Years Of Success Of LEGO Company
By the early 1980s, LEGO had reached such a size that neither Godtfred nor others could explain the values and positions of the LEGO culture to the ever-increasing number of employees. Thus, Kjeld Kirk hired three people with the specific task of organising a series of seminars for managers, under the name LUP (LEGO Universe Partners). The result was a management course which fostered a common understanding of the strategies, organisation, market situation and very special ideas on which LEGO was based.
The new growth continued in the 1980s, including in the United States, which, under the direction of Vagn Holck Andersen, became the largest LEGO market. Despite the outstanding accomplishment of those years, the success of LEGO had led many competitors to try to copy the bricks and also the brand. LEGU, LEGGO, EGO and the Chinese O937 (which if overturned become LEGO) were rejected by a legal office set up in a hurry within LEGO, which brought numerous lawsuits in court for infringement of the registered trademark and patent. The situation became quite embarrassing in 1984, when the American company Tyco, realizing that the patent of LEGO had expired, began to produce identical bricks, sold in buckets at a very low price. LEGO tried to take legal action, but without success. The copied products submerged the market. The attack by Tyco, however, did not have the devastating impact on sales that LEGO had feared. Over the years, thanks to the products and systematic marketing, LEGO had built up a strong image that could count on a clear superiority in production technology, which guaranteed high quality bricks. It was not difficult to see the difference from the copied products: the LEGO bricks, with their precision of a fraction of a millimetre, always combined perfectly. This helped to keep sales high. But Tyco's bricks were much cheaper, and this forced LEGO to lower its prices.
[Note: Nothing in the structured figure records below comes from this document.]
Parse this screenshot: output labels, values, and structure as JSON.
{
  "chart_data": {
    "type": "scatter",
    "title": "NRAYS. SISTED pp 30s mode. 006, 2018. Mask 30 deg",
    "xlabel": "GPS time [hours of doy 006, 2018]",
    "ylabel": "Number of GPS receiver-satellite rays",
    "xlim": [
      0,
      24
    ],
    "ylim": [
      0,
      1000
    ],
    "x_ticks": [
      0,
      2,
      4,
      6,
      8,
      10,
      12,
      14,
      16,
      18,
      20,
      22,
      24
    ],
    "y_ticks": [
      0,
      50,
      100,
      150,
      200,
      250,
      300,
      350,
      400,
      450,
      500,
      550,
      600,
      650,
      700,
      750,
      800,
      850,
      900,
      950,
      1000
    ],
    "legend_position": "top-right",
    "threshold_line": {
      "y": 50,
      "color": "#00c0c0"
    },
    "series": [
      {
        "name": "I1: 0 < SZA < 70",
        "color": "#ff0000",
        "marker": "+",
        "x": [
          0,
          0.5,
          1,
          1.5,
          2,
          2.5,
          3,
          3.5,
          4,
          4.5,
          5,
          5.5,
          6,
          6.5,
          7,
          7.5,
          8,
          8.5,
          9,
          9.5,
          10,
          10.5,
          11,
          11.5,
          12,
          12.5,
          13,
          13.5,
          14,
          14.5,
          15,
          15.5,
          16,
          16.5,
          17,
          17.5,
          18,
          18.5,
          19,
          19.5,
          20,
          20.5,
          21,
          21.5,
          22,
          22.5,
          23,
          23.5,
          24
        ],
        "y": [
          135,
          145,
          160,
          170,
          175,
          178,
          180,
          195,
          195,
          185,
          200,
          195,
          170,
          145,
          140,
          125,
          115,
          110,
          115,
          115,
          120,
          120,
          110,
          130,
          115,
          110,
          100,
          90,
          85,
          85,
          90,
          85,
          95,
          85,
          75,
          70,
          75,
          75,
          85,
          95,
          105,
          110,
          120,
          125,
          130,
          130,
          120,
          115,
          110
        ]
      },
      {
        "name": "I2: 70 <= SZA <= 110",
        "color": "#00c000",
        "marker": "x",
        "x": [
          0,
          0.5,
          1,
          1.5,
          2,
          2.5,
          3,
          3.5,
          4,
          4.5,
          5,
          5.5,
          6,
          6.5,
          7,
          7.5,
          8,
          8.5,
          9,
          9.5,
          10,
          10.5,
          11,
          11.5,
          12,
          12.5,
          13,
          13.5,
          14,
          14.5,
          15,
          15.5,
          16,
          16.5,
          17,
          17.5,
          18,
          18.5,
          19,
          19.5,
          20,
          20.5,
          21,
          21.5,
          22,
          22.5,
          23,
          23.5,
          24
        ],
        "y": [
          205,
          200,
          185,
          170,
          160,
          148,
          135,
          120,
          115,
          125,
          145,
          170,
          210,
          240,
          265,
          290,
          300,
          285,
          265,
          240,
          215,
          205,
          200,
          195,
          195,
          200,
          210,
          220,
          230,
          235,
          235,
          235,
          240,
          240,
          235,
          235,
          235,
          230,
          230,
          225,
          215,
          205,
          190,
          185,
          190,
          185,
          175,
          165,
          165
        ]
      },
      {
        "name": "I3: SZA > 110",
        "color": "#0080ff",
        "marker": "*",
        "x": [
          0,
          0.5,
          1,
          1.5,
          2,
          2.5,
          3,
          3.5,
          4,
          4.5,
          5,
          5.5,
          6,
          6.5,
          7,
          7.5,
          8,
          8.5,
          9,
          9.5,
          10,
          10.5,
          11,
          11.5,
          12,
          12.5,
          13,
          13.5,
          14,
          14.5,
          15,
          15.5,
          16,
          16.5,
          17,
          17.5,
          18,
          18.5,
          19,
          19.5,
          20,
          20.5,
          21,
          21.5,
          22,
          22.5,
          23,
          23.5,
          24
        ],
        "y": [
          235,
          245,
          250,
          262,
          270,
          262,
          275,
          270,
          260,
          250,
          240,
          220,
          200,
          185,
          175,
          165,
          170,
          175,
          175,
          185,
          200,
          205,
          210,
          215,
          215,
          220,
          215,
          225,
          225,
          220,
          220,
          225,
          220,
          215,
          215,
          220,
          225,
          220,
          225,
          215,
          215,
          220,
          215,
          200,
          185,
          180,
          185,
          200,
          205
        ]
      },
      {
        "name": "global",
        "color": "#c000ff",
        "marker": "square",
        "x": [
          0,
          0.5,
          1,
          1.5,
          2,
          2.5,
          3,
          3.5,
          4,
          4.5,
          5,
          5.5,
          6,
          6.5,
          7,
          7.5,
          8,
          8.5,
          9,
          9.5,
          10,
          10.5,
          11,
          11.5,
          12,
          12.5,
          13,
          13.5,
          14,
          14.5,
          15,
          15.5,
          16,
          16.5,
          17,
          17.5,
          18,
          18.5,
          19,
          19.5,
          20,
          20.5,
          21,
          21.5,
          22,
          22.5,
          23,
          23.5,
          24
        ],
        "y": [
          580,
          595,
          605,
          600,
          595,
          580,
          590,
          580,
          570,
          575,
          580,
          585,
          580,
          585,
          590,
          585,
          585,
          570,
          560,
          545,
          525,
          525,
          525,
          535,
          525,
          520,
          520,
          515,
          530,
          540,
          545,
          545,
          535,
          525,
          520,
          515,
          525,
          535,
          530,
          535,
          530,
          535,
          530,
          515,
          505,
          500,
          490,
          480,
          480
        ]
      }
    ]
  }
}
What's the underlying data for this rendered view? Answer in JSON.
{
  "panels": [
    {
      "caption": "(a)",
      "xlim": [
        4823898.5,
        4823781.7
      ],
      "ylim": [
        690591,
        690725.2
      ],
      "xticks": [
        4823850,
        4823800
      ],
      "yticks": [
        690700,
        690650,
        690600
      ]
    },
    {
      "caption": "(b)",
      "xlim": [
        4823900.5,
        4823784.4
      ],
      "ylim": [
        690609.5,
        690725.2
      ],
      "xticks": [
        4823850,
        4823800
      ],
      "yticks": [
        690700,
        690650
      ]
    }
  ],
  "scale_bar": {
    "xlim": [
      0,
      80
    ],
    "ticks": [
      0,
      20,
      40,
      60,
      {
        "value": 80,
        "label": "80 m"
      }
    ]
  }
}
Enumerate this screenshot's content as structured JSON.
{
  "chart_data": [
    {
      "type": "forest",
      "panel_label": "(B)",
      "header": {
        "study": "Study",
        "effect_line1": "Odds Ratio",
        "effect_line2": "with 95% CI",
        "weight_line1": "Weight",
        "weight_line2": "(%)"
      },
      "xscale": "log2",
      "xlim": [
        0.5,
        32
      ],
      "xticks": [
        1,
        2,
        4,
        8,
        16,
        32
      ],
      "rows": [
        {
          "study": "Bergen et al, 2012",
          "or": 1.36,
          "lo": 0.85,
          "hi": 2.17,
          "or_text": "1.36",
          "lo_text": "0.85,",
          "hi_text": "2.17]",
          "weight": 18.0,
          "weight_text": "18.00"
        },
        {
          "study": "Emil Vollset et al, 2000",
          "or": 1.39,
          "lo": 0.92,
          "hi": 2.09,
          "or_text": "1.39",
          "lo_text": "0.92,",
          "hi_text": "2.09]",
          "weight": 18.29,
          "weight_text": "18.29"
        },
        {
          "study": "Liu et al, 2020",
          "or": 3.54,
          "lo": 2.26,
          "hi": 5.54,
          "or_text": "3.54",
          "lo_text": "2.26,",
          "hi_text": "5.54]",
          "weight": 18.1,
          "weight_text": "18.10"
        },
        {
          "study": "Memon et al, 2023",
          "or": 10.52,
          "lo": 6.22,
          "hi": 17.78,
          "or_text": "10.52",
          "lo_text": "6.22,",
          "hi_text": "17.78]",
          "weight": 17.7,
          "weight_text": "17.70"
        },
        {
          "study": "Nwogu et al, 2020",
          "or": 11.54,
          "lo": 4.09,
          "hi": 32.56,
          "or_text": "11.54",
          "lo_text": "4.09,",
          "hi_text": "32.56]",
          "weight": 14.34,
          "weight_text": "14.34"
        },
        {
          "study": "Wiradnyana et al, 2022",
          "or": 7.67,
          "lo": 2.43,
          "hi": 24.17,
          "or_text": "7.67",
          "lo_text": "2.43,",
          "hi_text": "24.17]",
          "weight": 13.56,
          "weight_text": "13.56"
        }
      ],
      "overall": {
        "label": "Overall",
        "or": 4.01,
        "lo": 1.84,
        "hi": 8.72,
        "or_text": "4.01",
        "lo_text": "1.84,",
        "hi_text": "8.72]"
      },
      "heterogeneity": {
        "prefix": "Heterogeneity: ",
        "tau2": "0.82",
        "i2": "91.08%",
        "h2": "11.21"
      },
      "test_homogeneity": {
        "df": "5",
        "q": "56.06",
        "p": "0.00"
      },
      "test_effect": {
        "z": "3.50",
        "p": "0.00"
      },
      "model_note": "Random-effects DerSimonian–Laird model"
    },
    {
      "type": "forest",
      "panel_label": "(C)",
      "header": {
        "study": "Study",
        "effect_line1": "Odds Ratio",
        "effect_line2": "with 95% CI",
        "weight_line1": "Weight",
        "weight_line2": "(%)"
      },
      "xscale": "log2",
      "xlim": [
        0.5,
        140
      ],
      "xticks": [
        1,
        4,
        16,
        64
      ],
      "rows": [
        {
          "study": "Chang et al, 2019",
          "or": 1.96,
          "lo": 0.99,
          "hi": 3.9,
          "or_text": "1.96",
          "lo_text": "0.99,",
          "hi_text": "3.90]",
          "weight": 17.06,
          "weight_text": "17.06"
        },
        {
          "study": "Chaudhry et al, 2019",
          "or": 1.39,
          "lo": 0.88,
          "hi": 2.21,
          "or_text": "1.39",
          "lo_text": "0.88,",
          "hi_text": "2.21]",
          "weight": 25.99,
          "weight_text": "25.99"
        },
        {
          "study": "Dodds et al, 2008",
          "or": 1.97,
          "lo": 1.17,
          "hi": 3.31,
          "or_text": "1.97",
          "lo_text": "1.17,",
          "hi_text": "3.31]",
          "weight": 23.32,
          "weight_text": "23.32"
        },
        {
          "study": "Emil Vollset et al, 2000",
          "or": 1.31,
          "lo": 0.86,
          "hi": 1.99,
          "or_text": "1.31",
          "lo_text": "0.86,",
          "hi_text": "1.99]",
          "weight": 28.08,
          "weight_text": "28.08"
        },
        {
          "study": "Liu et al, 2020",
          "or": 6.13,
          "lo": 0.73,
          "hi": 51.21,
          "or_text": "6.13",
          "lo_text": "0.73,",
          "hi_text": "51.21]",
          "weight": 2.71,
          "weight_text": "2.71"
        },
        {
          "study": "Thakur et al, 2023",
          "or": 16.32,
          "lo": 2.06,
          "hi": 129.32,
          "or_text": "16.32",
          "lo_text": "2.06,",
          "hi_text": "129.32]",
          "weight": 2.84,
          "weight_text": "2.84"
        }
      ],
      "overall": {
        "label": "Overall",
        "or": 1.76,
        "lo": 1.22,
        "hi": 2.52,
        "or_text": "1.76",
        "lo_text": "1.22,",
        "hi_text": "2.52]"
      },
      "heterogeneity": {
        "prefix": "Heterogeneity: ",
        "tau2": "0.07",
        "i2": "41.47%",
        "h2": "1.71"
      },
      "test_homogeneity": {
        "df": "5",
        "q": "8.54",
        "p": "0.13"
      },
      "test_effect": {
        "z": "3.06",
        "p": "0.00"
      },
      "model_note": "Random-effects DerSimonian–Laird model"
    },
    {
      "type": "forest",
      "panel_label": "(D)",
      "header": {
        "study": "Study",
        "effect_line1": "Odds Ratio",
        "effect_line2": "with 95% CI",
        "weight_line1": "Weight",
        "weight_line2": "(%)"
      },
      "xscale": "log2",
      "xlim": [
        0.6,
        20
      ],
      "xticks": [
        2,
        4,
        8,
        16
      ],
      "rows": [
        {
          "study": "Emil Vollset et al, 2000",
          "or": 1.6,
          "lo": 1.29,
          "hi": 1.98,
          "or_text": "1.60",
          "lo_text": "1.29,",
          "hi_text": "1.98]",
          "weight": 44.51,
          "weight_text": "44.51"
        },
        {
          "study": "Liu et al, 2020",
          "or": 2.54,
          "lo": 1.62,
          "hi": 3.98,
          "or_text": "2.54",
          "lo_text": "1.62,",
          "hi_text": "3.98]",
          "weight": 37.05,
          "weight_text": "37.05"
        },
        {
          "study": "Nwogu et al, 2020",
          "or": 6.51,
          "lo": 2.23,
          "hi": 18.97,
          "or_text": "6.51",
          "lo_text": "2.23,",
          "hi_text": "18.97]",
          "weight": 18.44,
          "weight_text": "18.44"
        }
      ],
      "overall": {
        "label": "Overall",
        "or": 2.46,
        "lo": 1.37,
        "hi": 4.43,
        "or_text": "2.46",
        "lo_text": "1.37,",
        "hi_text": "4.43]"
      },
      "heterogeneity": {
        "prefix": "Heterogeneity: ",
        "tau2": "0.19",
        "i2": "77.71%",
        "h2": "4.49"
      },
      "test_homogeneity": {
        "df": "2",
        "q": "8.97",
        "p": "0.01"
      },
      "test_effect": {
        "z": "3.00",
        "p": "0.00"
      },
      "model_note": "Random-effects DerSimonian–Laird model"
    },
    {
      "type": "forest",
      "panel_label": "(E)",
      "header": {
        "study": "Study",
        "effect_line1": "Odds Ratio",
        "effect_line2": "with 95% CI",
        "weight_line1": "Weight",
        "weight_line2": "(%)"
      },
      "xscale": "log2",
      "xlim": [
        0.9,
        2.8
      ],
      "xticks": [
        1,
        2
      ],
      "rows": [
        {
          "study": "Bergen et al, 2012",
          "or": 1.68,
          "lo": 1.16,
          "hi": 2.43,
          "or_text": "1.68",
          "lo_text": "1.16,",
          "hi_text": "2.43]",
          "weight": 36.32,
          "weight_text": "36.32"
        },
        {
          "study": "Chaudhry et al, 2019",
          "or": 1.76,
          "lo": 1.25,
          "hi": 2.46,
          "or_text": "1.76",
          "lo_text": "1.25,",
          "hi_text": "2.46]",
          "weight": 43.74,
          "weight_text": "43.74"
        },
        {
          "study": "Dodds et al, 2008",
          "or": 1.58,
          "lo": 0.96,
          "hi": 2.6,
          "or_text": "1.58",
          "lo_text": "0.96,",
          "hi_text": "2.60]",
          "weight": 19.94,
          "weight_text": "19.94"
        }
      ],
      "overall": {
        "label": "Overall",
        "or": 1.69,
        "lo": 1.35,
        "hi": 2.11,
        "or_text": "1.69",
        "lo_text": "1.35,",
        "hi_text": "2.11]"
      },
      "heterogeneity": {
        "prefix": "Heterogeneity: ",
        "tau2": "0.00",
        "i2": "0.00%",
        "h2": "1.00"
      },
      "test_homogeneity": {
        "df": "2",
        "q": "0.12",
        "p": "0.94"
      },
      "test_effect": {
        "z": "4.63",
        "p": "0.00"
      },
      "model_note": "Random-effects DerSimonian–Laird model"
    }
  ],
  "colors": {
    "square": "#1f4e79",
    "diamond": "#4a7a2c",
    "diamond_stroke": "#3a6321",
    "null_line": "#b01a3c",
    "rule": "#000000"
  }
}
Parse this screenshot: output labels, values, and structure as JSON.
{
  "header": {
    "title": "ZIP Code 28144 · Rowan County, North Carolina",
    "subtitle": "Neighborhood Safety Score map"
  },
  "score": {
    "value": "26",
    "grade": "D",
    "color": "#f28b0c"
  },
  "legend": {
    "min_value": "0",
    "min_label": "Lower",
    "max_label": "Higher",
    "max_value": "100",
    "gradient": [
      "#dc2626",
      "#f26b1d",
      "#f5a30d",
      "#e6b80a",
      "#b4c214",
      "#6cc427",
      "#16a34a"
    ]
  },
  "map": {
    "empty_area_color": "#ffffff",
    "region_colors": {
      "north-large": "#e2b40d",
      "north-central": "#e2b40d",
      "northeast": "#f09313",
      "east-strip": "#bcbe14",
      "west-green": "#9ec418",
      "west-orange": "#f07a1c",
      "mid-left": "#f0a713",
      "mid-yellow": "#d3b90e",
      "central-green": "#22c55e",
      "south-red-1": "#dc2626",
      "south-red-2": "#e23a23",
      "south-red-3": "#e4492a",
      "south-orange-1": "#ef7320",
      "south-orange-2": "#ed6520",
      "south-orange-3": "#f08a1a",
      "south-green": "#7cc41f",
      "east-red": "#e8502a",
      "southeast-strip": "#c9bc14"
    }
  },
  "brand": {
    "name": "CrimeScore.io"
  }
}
By 1994, LEGO had taken over 80 per cent of the American building games market, had 8800 employees and a turnover of nearly nine billion crowns. Now the LEGO system was sold in 60, 000 stores in over 130 countries. All over the world, hundreds of millions of children had played with the LEGO bricks, which had undoubtedly become Europe's largest toy manufacturer and one of the top five in the world, with the Americans Mattel and Hasbro in the top two places. With the difference that Mattel and Hasbro produced a wide range of toys, while LEGO remained focused on a single idea. Kjeld Kirk had managed to almost double the company's turnover, without departing from the idea basic idea. If it hadn't been for him, LEGO would have expanded the range of products, rather than going deeper into the idea itself, including collaboration with psychologists and toy experts. For example, in 1989 Seymour Papert was named LEGO Professor of Learning Research at the Massachusetts Institute of Technology, just as LEGO Futura, the development division, opened an office near MIT. Papert had developed a pedagogical theory, which he called constructionism, according to which learning only takes place successfully if the child is committed to creating something he likes, for example a sand castle, a poem, a machine, a story, a computer program or a song. In line with this principle, Papert collaborated with LEGO on the creation of a programming language by which children could control the things they built with the LEGO elements, programming them to move and react - for example - to light.
At the end of the 90s the personal computer had entered people's homes posing a big challenge for the company. The new tool included the electronic games, which took up more and more of the children's time. So, for Kjeld Kirk, it was essential for LEGO to take a new step forward. His father was from wood to plastic, and now he was taking on the mission of raising the LEGO from the physical brick to the byte. All that remained was to understand how.